The obstacle avoidance engine combines three mechanisms: a geometric collision-cone formulation estimating collision risk based on relative position and velocity; a second-order kinematic predictor supporting linear, circular, and random-walk motion models over a 3-second horizon; and acceleration-limited velocity blending for smooth trajectory transitions. An exponential smoothing-based risk memory score accumulates behavioral history per obstacle, increasing avoidance sensitivity for persistently erratic objects.
The acoustic localization subsystem uses the Generalized Cross-Correlation with Phase Transform (GCC-PHAT) method to estimate inter-drone acoustic propagation delay. Each estimated time delay corresponds to a hyperbolic distance constraint. With three or more non-collinear sensors, the source position is resolved using non-linear least-squares minimization (SciPy's Trust-Region Reflective solver with soft-L1 loss). A latency-aware fallback reduces sensor subset size when C++↔Python round-trip time exceeds 280 ms. Experimental validation demonstrates sub-3 m localization accuracy under moderate noise and wind speeds up to 8.0 m/s.
Each telemetry event is captured in a cryptographically chained block containing SHA3-256 hashes of telemetry snapshots and event payloads, a reference to the previous block hash, and an Ed25519 digital signature (64-byte, deterministic, Curve25519-based). Blocks are asynchronously broadcast to peer nodes, where each peer validates sequential index consistency, hash-chain linkage, and signature authenticity before appending to its local ledger. Tamper detection is deterministic: any modification to a block propagates hash inconsistency through all subsequent blocks. Consensus tests across three ledger instances confirmed successful replication and rejection of forged blocks.
The Differential Immune System continuously monitors per-motor RPM deviation, vibration magnitude, and temperature. A motor is classified as DEGRADED when RPM variance exceeds 10% persistently across a rolling observation window. Upon detection, the system performs geometry-aware thrust redistribution — prioritizing the diametrically opposite rotor — smoothed through a low-pass filter to prevent torque transients. Adaptive PID retuning reduces proportional gain and increases derivative gain on affected axes. Simultaneous multi-motor failure triggers automatic Return-to-Launch (RTL). Stable flight was demonstrated under up to 30% motor degradation with end-to-end control latency below 50 ms.

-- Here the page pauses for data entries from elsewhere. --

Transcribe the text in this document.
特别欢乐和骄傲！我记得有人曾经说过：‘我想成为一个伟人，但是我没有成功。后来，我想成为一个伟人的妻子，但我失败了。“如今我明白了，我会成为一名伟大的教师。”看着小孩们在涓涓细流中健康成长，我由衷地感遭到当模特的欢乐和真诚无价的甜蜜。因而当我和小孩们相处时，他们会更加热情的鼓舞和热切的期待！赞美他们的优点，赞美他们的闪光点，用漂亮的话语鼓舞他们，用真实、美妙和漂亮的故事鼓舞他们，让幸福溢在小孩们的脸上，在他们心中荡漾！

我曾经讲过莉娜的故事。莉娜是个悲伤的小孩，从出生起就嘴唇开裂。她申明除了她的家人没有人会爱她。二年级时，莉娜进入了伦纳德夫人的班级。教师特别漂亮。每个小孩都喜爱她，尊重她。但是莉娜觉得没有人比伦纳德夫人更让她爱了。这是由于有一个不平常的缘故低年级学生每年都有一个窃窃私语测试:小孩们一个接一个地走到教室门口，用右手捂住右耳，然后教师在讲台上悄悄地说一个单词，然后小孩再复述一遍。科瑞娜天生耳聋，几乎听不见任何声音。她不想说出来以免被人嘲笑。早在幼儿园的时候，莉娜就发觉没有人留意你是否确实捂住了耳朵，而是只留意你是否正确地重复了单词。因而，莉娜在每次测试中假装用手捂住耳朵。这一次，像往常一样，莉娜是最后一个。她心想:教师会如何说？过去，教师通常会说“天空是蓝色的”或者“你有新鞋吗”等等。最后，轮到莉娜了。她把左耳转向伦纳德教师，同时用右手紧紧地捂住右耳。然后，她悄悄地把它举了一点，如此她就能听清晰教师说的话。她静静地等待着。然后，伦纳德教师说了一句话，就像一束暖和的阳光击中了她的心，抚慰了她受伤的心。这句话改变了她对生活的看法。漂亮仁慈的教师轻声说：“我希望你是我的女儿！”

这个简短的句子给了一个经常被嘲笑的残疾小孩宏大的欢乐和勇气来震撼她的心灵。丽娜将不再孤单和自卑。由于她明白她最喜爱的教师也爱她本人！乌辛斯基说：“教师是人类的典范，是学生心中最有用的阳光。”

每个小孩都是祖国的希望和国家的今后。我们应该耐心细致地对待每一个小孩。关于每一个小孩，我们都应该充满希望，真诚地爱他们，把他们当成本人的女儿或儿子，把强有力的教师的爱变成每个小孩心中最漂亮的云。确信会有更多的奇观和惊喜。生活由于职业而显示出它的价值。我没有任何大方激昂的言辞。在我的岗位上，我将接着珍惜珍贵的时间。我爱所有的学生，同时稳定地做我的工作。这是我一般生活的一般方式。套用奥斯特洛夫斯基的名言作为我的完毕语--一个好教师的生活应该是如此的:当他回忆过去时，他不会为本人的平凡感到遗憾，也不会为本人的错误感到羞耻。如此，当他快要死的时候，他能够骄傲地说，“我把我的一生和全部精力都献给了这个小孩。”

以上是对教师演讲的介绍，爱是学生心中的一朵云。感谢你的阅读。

Experimental Results Summary
| Metric | Baseline Swarm | Proposed Framework | Improvement |
|---|---|---|---|
| Localization | GNSS/IMU | Acoustic TDOA + ML | GPS-Independent |
| Security | None (Cleartext) | AES-256-GCM + Ed25519 | Tamper-Evident |
| CPU Overhead | 42–45% | 57–60% | +15.8% (Security) |
| Leader Failover | ~2,500 ms | 120 ms | 95.2% Faster |
| Wind Resilience | 4.5 m/s | 8.0 m/s | 77% Higher |
| Audit Integrity | Centralized Logger | Distributed Ledger | Byzantine-Resilient |
This work demonstrates a production-level, experimentally validated decentralized swarm architecture that operates robustly in GPS-denied, vision-impaired, and electronically contested environments. By integrating MCSS-based Byzantine fault tolerance, AES-256-GCM encrypted communication, ML-enhanced obstacle avoidance, GCC-PHAT acoustic localization, a distributed cryptographic flight ledger, and a self-healing motor control system, the framework achieves rapid failover, secure coordination, and environmental resilience without relying on any centralized node or GPS infrastructure. All mathematical models are directly mapped to production-level source code, ensuring full traceability between theoretical formulation and implementation.